Bref, tout a commencé dans la tête de cette jeune française jusque là inconnue, épaulée par une communauté d’écriture.

La Passe-Miroir s’appelle Ophélie. Elle vit sur Anima, l’une des arches flottant sur un débris de l’ancien monde. Et ne cherchez pas, l’ancien monde il y a de fortes chances que cela soit nous. Dieu s’est fâché parait-il, alors tout a explosé, tout s’est éparpillé.
Au sein de chaque arche vivent des gens qui ont des pouvoirs divers. Sur Anima par exemple, ils ont la capacité de donner vie aux meubles, aux vêtements, aux jouets, à la vaisselle et tout autre chose que l’on ne s’attend pas réellement à voir évoluer de son propre chef. De plus Ophélie a la capacité de passer les miroirs, moyen de locomotion bien pratique ma foi quand il s’agit de traverser en long, en large et en travers des mondes parfois bien labyrinthiques.  Mais elle peut également lire les objets pour en connaitre leurs origines et les émotions de ceux qui les ont touchés.
Sur chaque arche il y a aussi un esprit de famille, un être colossal vieux de très nombreux siècles qui règne en Roi divin dans une indifférence pour ses sujets/dévots/courtisans quasi imperturbable. Et chaque esprit de famille bien que très différent semble lié aux autres par un lien de sang.
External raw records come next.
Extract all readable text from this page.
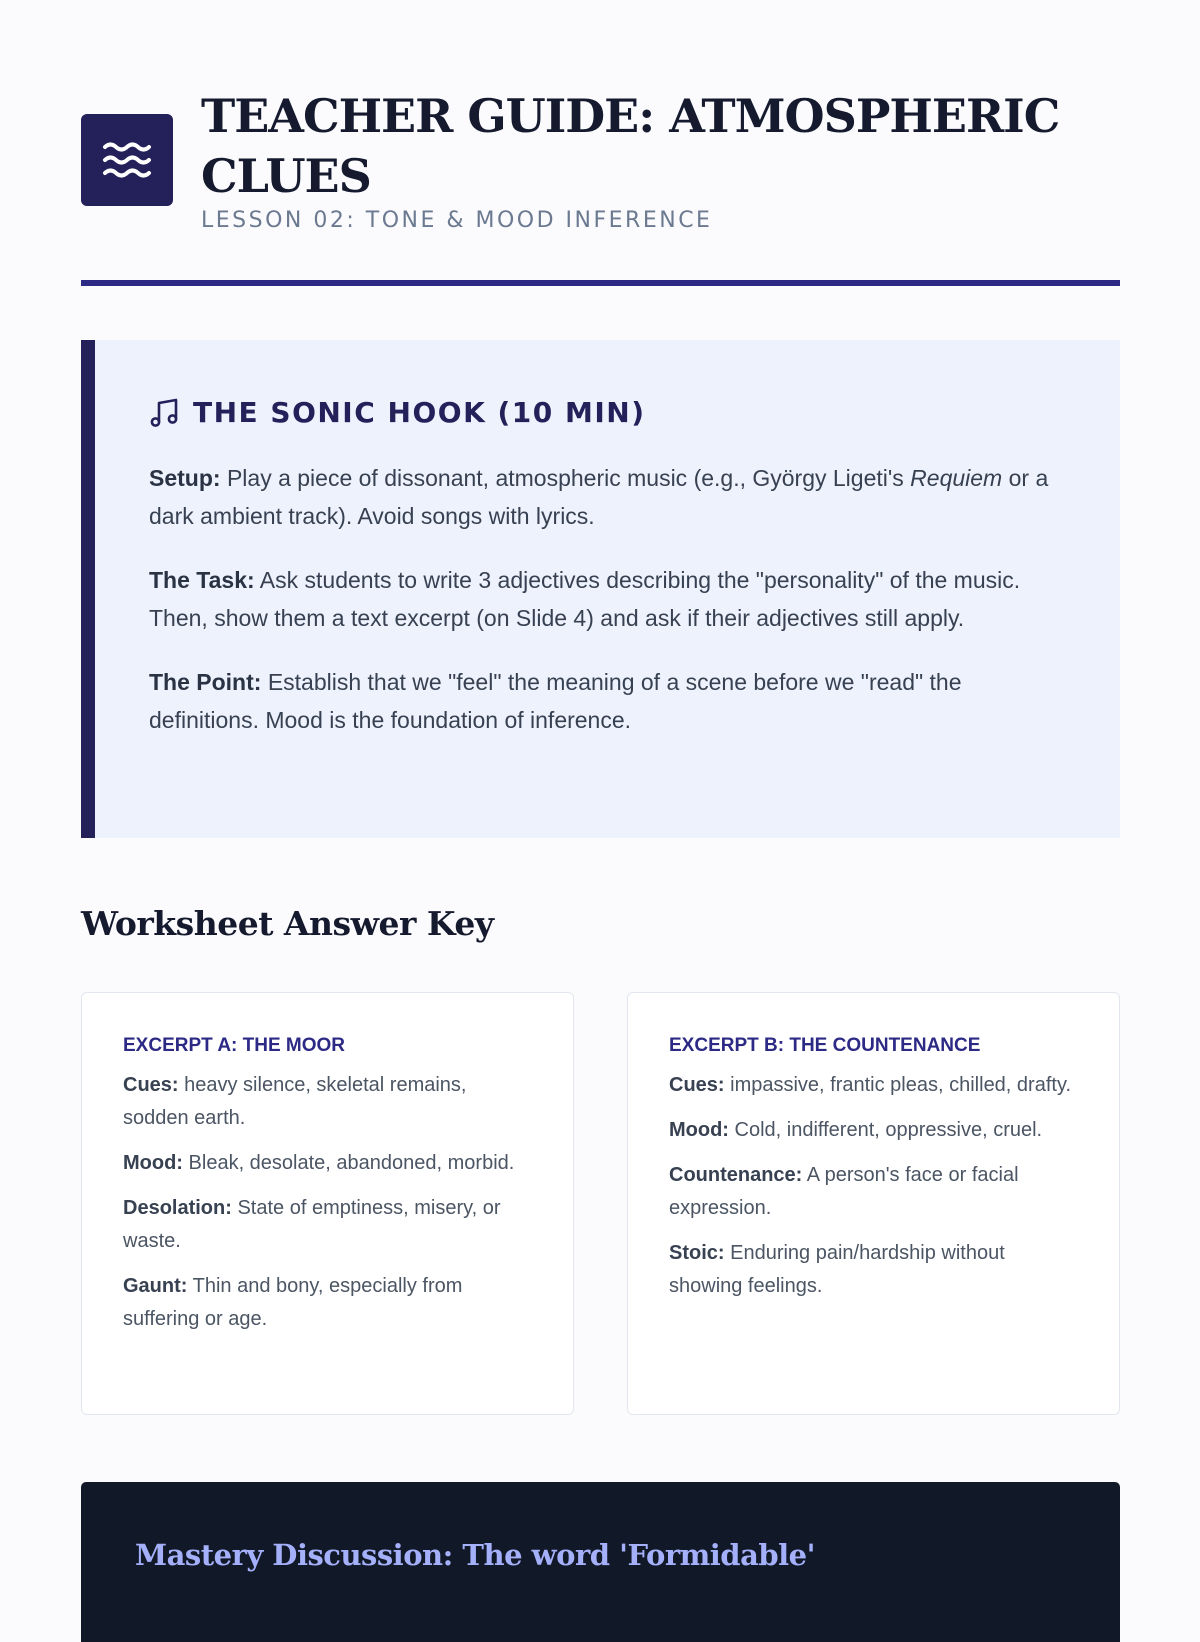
TEACHER GUIDE: ATMOSPHERIC CLUES
LESSON 02: TONE & MOOD INFERENCE
THE SONIC HOOK (10 MIN)

Setup: Play a piece of dissonant, atmospheric music (e.g., György Ligeti's Requiem or a dark ambient track). Avoid songs with lyrics.

The Task: Ask students to write 3 adjectives describing the "personality" of the music. Then, show them a text excerpt (on Slide 4) and ask if their adjectives still apply.

The Point: Establish that we "feel" the meaning of a scene before we "read" the definitions. Mood is the foundation of inference.

Worksheet Answer Key
EXCERPT A: THE MOOR

Cues: heavy silence, skeletal remains, sodden earth.

Mood: Bleak, desolate, abandoned, morbid.

Desolation: State of emptiness, misery, or waste.

Gaunt: Thin and bony, especially from suffering or age.

EXCERPT B: THE COUNTENANCE

Cues: impassive, frantic pleas, chilled, drafty.

Mood: Cold, indifferent, oppressive, cruel.

Countenance: A person's face or facial expression.

Stoic: Enduring pain/hardship without showing feelings.

Mastery Discussion: The word 'Formidable'
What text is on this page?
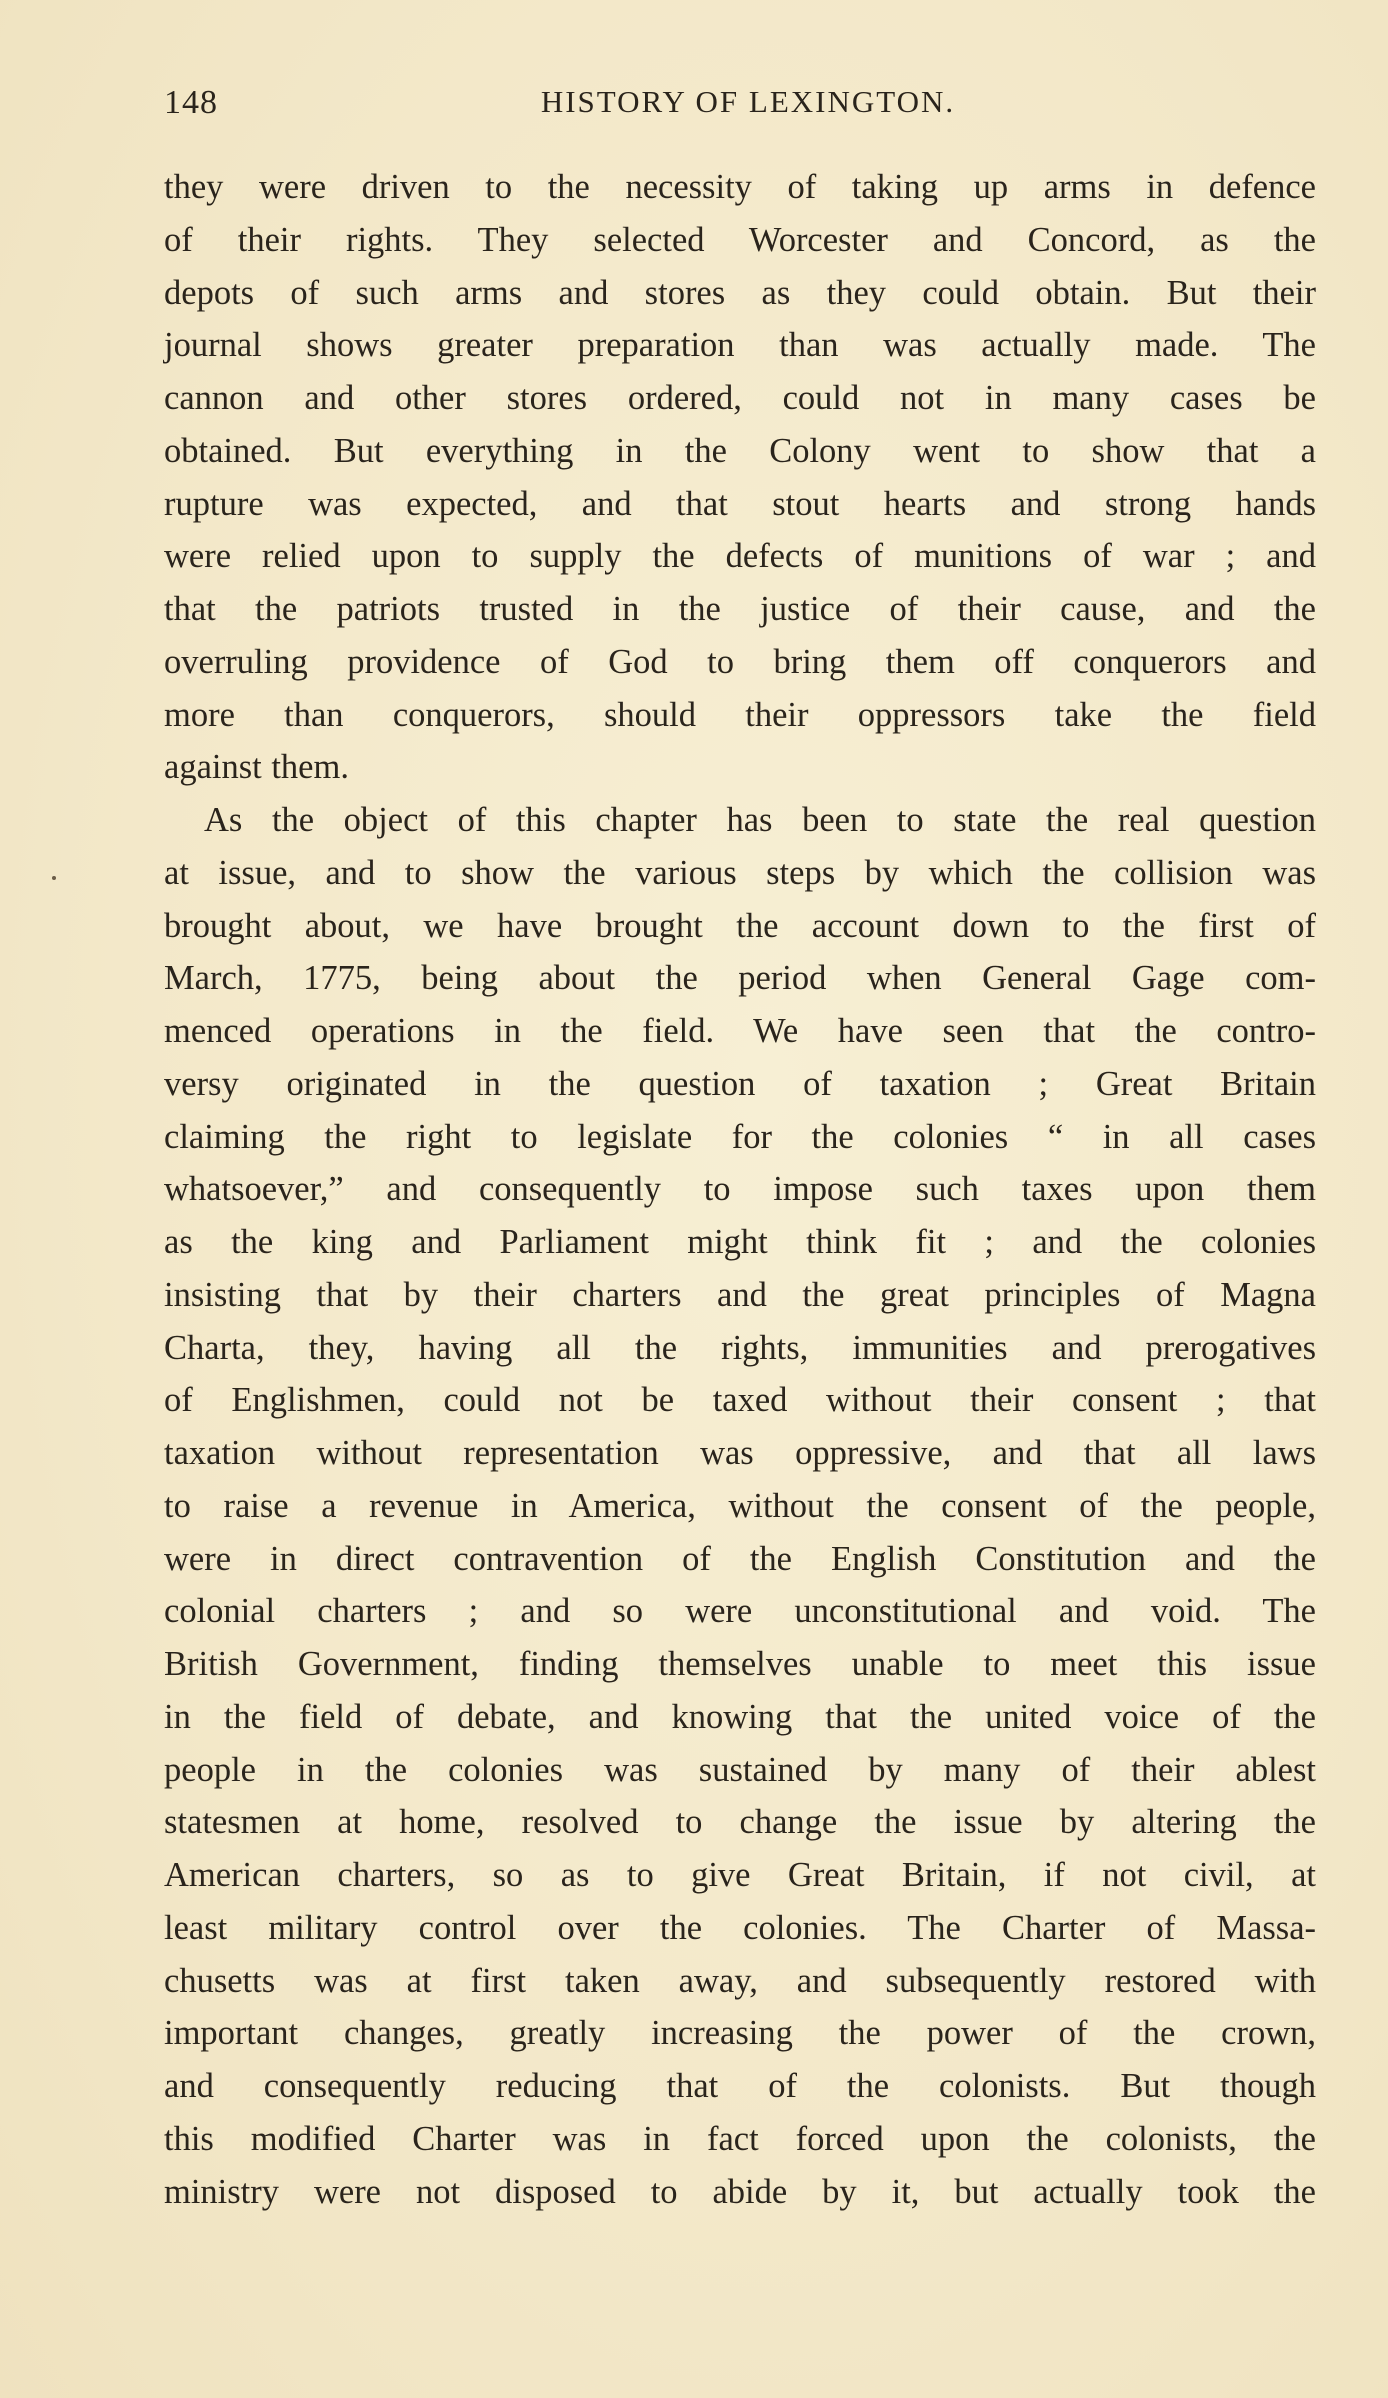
148	HISTORY OF LEXINGTON.
they were driven to the necessity of taking up arms in defence
of their rights. They selected Worcester and Concord, as the
depots of such arms and stores as they could obtain. But their
journal shows greater preparation than was actually made. The
cannon and other stores ordered, could not in many cases be
obtained. But everything in the Colony went to show that a
rupture was expected, and that stout hearts and strong hands
were relied upon to supply the defects of munitions of war ; and
that the patriots trusted in the justice of their cause, and the
overruling providence of God to bring them off conquerors and
more than conquerors, should their oppressors take the field
against them.
As the object of this chapter has been to state the real question
at issue, and to show the various steps by which the collision was
brought about, we have brought the account down to the first of
March, 1775, being about the period when General Gage com-
menced operations in the field. We have seen that the contro-
versy originated in the question of taxation ; Great Britain
claiming the right to legislate for the colonies “ in all cases
whatsoever,” and consequently to impose such taxes upon them
as the king and Parliament might think fit ; and the colonies
insisting that by their charters and the great principles of Magna
Charta, they, having all the rights, immunities and prerogatives
of Englishmen, could not be taxed without their consent ; that
taxation without representation was oppressive, and that all laws
to raise a revenue in America, without the consent of the people,
were in direct contravention of the English Constitution and the
colonial charters ; and so were unconstitutional and void. The
British Government, finding themselves unable to meet this issue
in the field of debate, and knowing that the united voice of the
people in the colonies was sustained by many of their ablest
statesmen at home, resolved to change the issue by altering the
American charters, so as to give Great Britain, if not civil, at
least military control over the colonies. The Charter of Massa-
chusetts was at first taken away, and subsequently restored with
important changes, greatly increasing the power of the crown,
and consequently reducing that of the colonists. But though
this modified Charter was in fact forced upon the colonists, the
ministry were not disposed to abide by it, but actually took the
Ophélie est très myope, particulièrement maladroite, petite et maigrichonne, pas bien jolie ma foi. Pourtant c’est elle qui a été choisie par les instances de son arche pour un mariage politique/diplomatique avec l’intendant d’une autre arche appelée le Pôle. Il y fait évidemment très froid, est peuplé de castes qui se détestent, est bourré d’illusions en 3D absolument phénoménales, de dangers plein de vengeance, de mensonges, de tromperies et de pouvoirs tous aussi incroyables les uns que les autres. C’est là que dès le début de la saga, Ophélie est plongée sans préparation aucune, destinée à Thorn, un type glacial, dur, immense et taiseux.

Sous ce pitch qui peut paraître assez commun dans le fond, se cache pourtant une œuvre incroyable d’imagination. Il y a là dedans un talent rare, un mélange de mythologie, de fantastique, de polar, d’analyse ethnologique, de rapport à la religion et au pouvoir social, de romance et d’intelligence. C’est aussi complet qu’attachant, aussi fourmillant d’idées que de flirts entre l’impitoyable et le souriant. C’est à la fois un conte, un roman, une invention, un monde.
C’est un régal de friandise acidulée et sucrée à la fois.